Pat dry. Season both sides with salt and pepper.
Lightly coat: Add the flour to a shallow dish. Dredge each cutlet, shaking off excess.
You want a whisper-thin coating, not a crust.
Sear the chicken: Heat a large skillet over medium-high. Add olive oil and 1/2 tablespoon butter. When shimmering, cook chicken in batches 2–3 minutes per side until golden and just cooked through.
Transfer to a plate and tent with foil.
Sauté aromatics: Reduce heat to medium. Add remaining 1/2 tablespoon butter. Sauté garlic (and shallot, if using) for 30–60 seconds, just until fragrant.
Don’t brown the garlic.
Deglaze: Pour in the chicken broth, scraping up browned bits. Simmer 2 minutes to reduce slightly.
Add lemon and capers: Stir in lemon juice, lemon zest, and capers. Simmer 2–3 minutes more.
Taste and adjust with a pinch of salt if needed.
Optional protein boost: For Greek yogurt: whisk 2–3 tablespoons of warm sauce into the yogurt to temper, then stir that back into the pan off the heat for a creamy finish. For whey isolate: whisk 1 scoop with 2–3 tablespoons cool broth until smooth, then whisk into the sauce off heat. Do not boil after adding either; gentle heat keeps it smooth.

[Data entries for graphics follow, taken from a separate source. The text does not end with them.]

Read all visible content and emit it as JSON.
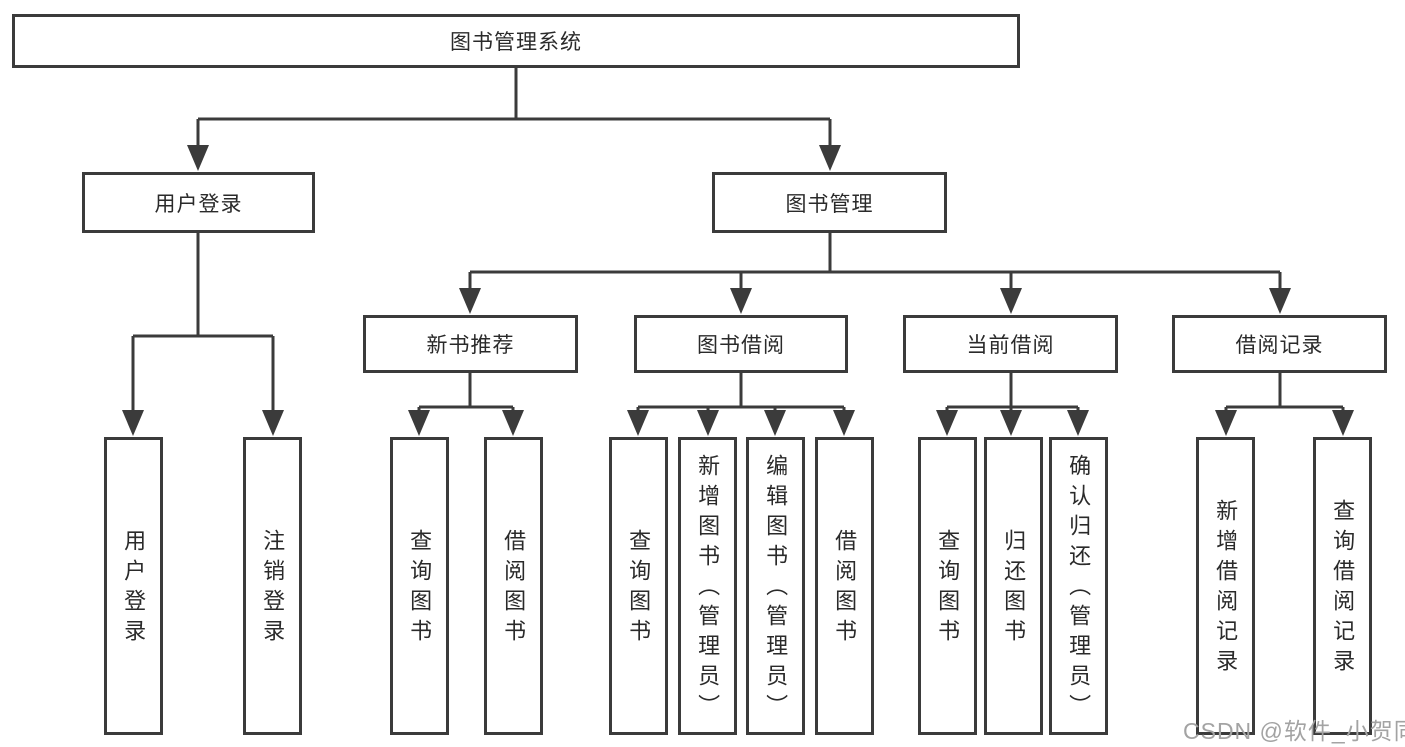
{
  "diagram": {
    "type": "hierarchy-diagram",
    "nodes": {
      "root": "图书管理系统",
      "level2": [
        "用户登录",
        "图书管理"
      ],
      "level3": [
        "新书推荐",
        "图书借阅",
        "当前借阅",
        "借阅记录"
      ],
      "leaves": {
        "user_login": [
          "用户登录",
          "注销登录"
        ],
        "new_books": [
          "查询图书",
          "借阅图书"
        ],
        "book_borrow": [
          "查询图书",
          "新增图书（管理员）",
          "编辑图书（管理员）",
          "借阅图书"
        ],
        "current_borrow": [
          "查询图书",
          "归还图书",
          "确认归还（管理员）"
        ],
        "borrow_records": [
          "新增借阅记录",
          "查询借阅记录"
        ]
      }
    },
    "watermark": "CSDN @软件_小贺同学"
  },
  "colors": {
    "line": "#3b3b3b",
    "text": "#2a2a2a",
    "watermark": "#a3a3a3",
    "background": "#ffffff"
  }
}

Return chicken to the pan: Nestle cutlets into the sauce with any accumulated juices. Warm 1–2 minutes, spooning sauce over the top.
Finish and serve: Sprinkle with parsley.
Garnish with lemon slices. Serve over cauliflower mash, zucchini noodles, steamed greens, or whole-grain pasta, and spoon plenty of sauce on top.